The problem is, apart from bailing out of equities, there isn’t one. Giving in to your emotions like that might give you temporary relief rom the stress you’re under, but it’s rarely in your long-term interests.
The time to think about the level of risk you’re taking is before volatility strikes. Once it’s already happening, you’re too late do anything about it, unless you’re willing to turn your paper losses into actual ones.
The biggest fear when markets fall is that it’s the start of a long bear market. In most cases, falls are merely corrections but, now and again, they herald something more serious. The sell-off prompted by the collapse of Lehman Brothers in September 2008 is a classic example.
That’s why, when markets wobble, we tend to read articles in the media about actively managed funds performing better in falling markets.
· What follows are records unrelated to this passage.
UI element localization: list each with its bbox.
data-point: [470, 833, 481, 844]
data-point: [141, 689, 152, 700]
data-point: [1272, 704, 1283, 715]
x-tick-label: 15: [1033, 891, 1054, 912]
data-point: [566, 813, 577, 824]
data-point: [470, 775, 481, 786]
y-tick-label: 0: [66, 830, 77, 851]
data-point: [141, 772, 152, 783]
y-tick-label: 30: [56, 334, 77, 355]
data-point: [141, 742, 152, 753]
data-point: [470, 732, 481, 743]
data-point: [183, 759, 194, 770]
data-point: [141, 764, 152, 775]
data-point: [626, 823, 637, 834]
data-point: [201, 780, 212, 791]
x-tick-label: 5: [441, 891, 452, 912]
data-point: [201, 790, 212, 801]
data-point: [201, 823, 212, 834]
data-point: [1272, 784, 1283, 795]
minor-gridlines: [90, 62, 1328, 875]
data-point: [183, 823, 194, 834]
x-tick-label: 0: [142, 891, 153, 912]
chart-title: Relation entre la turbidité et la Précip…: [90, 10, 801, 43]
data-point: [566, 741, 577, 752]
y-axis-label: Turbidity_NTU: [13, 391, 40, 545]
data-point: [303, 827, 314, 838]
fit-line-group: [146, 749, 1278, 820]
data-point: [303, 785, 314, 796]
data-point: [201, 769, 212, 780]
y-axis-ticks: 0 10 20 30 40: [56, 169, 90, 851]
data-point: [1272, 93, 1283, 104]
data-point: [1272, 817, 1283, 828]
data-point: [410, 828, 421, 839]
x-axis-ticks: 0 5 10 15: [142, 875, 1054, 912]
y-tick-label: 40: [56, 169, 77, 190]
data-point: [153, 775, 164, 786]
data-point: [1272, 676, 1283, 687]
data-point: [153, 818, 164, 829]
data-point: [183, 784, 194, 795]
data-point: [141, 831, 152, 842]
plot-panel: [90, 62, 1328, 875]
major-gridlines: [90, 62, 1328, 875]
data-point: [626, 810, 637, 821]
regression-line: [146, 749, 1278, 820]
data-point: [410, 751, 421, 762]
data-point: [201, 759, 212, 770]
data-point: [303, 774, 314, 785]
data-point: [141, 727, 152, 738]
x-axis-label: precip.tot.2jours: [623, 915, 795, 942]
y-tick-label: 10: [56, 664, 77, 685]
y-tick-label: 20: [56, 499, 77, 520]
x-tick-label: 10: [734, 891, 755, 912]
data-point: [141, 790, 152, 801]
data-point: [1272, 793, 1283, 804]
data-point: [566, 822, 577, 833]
At times of market uncertainty like these, the marketing message goes, you need an active manager to provide some “downside protection”.
Active funds and the “downside protection” myth
The notion that you’re any better off in an active fund in falling markets sounds perfectly plausible, but it is in fact completely groundless.
There are so many funds to choose from that there will always be some which outperform in a market downturn, simply by the law of averages. In many cases it’s simply because most active funds include an element of stocks and bonds for liquidity purposes.
But studies have shown that, on the whole, active funds will fall just as far as the market, and in many cases further. For example:
- Lipper studied the six market corrections between 1978 and 1990, and found that while the average loss for the S&P 500 was 15.12%, the average loss for large-cap growth funds was 17.04%.
- Goldman Sachs analysed the cash holdings of active funds between 1970 and 1989 and found that fund managers miscalled all nine major market turning points.
- S&P Dow Jones Indices compared the performance of active funds and index funds in the aftermath of the crash in 2008 and concluded: “The belief that bear markets favour active management is a myth.”
Markets are always uncertain. It’s precisely that uncertainty, and the risk that the value of our investments might suddenly fall and not recover for several years that explains the so-called equity premium.
So, decide on your capacity of risk, invest accordingly and ride out the inevitable volatility. In other words, embrace uncertainty — and steer clear of products that claim to protect you from it.